11 January 2011

Parenting in the '80s

Mum recently moved house (again) and found some of her parenting booklets and magazines from when my brother and I were born.  She'd like you all to know that she only gave them to me for my amusement, not as legitimate parenting advice. 

Today's information comes from Your Pregnancy, by the Department of Health New Zealand 1985.  My comments are in pretty italics.

Tip 1
When pregnant, you can still carry on with most of your normal activities.  Like doing the laundry.  What a good little housewife you are.

Tip 2
Antenatal classes are offered by maternity hospitals or private organisations such as the Parents Centre.  For parents unable to attend a class, a postal antenatal course is available.  Write to:  The Registrar, Correspondence School, Private Bag, Wellington.

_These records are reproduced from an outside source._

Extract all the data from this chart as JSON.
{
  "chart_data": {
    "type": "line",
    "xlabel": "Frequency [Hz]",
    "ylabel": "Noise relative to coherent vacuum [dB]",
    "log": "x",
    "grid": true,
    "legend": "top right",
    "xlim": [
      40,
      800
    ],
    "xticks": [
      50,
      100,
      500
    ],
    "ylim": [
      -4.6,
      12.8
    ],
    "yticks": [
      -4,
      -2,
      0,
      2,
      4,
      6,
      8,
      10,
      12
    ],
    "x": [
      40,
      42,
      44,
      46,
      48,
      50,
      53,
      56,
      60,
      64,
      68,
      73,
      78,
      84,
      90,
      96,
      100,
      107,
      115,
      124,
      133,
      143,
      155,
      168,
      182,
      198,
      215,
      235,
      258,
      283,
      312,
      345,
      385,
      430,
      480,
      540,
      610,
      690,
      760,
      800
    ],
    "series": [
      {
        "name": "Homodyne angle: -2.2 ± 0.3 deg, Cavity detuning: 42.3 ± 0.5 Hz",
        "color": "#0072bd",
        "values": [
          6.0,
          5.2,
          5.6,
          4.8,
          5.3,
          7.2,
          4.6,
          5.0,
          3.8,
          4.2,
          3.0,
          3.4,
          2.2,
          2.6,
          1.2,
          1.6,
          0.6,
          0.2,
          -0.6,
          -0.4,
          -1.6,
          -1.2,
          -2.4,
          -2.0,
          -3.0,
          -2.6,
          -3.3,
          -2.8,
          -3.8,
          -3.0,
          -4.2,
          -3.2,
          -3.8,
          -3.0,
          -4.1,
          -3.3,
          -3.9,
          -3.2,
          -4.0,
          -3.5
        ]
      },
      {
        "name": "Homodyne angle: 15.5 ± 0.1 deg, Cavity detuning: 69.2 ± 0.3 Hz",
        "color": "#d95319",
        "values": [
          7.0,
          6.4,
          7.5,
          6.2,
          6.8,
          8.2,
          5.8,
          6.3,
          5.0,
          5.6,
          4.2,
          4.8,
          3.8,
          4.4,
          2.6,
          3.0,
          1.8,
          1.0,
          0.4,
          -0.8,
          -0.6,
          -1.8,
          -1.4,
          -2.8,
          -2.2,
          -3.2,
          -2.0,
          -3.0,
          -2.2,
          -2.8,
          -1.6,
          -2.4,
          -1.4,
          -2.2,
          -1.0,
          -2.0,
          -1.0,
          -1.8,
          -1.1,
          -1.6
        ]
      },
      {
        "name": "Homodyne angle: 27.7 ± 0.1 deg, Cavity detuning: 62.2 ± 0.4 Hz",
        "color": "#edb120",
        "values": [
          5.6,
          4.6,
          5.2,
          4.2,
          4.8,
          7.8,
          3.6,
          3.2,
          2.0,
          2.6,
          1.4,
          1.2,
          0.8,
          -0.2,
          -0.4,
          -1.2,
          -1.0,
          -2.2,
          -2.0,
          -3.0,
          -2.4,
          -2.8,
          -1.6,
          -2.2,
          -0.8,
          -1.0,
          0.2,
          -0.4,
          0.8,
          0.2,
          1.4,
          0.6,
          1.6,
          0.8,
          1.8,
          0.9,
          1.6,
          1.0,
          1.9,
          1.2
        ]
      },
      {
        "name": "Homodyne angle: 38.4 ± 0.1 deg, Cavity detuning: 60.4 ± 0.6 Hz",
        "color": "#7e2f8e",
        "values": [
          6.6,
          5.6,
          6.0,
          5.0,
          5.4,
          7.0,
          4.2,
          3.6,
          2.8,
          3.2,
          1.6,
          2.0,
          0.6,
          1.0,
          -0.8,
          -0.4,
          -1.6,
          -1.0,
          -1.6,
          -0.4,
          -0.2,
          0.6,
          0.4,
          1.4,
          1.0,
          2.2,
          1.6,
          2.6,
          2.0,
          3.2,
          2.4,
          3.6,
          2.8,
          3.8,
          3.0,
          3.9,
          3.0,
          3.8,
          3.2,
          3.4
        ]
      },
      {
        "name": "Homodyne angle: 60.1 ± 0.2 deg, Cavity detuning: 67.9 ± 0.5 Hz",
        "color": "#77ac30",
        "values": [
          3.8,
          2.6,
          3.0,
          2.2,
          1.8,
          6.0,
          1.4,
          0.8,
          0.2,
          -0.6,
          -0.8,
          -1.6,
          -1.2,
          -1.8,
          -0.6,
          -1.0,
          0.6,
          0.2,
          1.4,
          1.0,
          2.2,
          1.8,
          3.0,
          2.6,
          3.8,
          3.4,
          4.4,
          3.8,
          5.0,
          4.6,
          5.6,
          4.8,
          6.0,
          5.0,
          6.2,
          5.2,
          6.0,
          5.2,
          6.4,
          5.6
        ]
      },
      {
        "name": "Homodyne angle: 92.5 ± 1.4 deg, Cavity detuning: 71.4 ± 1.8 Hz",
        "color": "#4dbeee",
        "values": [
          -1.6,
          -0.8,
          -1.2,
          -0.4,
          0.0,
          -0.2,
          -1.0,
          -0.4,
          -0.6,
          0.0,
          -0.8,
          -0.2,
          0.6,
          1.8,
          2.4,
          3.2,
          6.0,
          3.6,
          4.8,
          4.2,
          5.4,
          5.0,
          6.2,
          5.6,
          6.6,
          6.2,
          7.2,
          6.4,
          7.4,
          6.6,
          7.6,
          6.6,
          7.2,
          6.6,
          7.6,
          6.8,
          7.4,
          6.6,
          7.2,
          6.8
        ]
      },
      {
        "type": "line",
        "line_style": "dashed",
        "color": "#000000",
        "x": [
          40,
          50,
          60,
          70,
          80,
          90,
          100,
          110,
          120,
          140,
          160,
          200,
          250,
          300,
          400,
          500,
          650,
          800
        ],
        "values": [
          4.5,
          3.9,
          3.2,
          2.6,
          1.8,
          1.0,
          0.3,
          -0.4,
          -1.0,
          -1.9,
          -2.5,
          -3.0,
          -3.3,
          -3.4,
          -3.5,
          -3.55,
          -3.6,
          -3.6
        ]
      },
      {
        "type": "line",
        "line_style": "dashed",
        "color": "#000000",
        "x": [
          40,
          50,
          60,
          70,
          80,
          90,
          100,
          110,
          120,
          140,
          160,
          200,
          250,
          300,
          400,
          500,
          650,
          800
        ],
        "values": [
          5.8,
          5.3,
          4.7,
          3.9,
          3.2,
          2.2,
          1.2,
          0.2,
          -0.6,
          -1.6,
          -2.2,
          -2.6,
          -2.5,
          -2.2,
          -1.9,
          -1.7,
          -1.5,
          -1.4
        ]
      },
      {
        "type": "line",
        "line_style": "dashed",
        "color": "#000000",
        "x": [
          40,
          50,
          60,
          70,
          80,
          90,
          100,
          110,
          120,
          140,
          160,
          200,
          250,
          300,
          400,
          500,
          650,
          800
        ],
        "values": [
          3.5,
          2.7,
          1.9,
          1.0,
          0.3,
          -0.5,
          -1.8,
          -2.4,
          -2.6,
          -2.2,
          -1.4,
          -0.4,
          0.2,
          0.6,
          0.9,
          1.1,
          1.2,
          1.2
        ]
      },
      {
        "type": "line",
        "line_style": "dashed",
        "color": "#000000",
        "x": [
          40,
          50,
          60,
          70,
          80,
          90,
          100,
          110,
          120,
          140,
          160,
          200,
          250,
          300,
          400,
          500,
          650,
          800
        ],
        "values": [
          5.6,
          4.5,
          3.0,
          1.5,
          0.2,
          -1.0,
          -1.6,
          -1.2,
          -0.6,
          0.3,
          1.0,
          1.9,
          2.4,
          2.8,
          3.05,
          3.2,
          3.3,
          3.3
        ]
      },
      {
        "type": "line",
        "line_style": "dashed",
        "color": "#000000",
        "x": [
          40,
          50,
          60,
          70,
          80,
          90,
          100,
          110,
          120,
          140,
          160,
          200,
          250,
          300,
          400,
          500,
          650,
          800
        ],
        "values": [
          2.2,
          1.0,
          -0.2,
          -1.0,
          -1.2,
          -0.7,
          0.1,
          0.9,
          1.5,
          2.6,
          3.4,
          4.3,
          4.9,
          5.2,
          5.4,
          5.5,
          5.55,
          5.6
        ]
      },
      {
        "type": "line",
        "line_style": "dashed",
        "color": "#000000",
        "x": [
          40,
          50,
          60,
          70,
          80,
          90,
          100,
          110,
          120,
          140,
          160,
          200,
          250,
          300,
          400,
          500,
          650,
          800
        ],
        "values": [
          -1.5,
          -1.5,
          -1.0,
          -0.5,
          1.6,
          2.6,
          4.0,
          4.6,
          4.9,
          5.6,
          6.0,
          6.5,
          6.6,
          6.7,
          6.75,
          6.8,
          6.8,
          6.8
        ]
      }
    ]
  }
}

I'm not entirely sure what they're doing here, but I love the slippers on the right!

Tip 3
Smoking and drinking is bad, mmkay?   Mostly.  Try to give up smoking now that you are pregnant.  Perhaps your partner will help you by giving up too.  And try to keep alcohol to a minimum as well.

Tip 4
If you suffer from pregnancy sickness, tea and toast in bed often helps.  Having your husband right in your face while you're eating your dry toast helps as well.

Tip 5
When you first visit your doctor, he will ask lots of questions about your health, illnesses, previous pregnancies etc.  He will then carry out an internal examination to check the womb and judge the age of the baby.  Try to find a doctor slightly less creepy than this one.

Tip 6
Most mothers should have their babies in hospital in case there is a complication during the birth.  Hospitals try to make conditions quiet and relaxed.  They encourage you to have your partner or someone else with you so they can watch you have a staring match.  It's much more interesting than whatever is printing out of that machine.

Tip 7
A partner can give the woman support and love during this time.  For example, he can make her comfortable by massaging her back, helping her change position, giving her sips of water and sponging her face.  He may feel uncomfortable during some of the procedures that are done during labour and delivery, such as an internal examination.  He should feel free to leave while this is happening, and you should feel free to get angry at him for being such a pussy.

Tip 8
Helping yourself with depression:  Talk about your feelings of depression with someone; don't be afraid to say how you feel.  Your partner is closest to you but he may not be very good at listening.  He may even get impatient if you are still depressed after all his efforts.  Other mothers are the most sympathetic and can usually help you dispose of his body.


  1. Lol!! Love the comments!! And the "creepy doctor"?? Looks AWFULLY like the doctor I had with both boys!! :-/

  2. "and you should feel free to get angry at him for being such a pussy."


    seriously glad i wasnt drinking right then...

  3. The only thing missing from that book is the pic of a man in a speedo showering with his labouring wife.

  4. omg... too funny! Thanks for the laugh

  5. Oh my goodness this is FABULOUS!!! Makes me want to see if my Mom has some old pamphlets! Great job!!

  6. I just found your blog via Flikr..and OMG you had me laughing out loud. I just love your commentary on those photos. HILARIOUS! My fav:
    "Try to find a doctor slightly less creepy than this one." ha.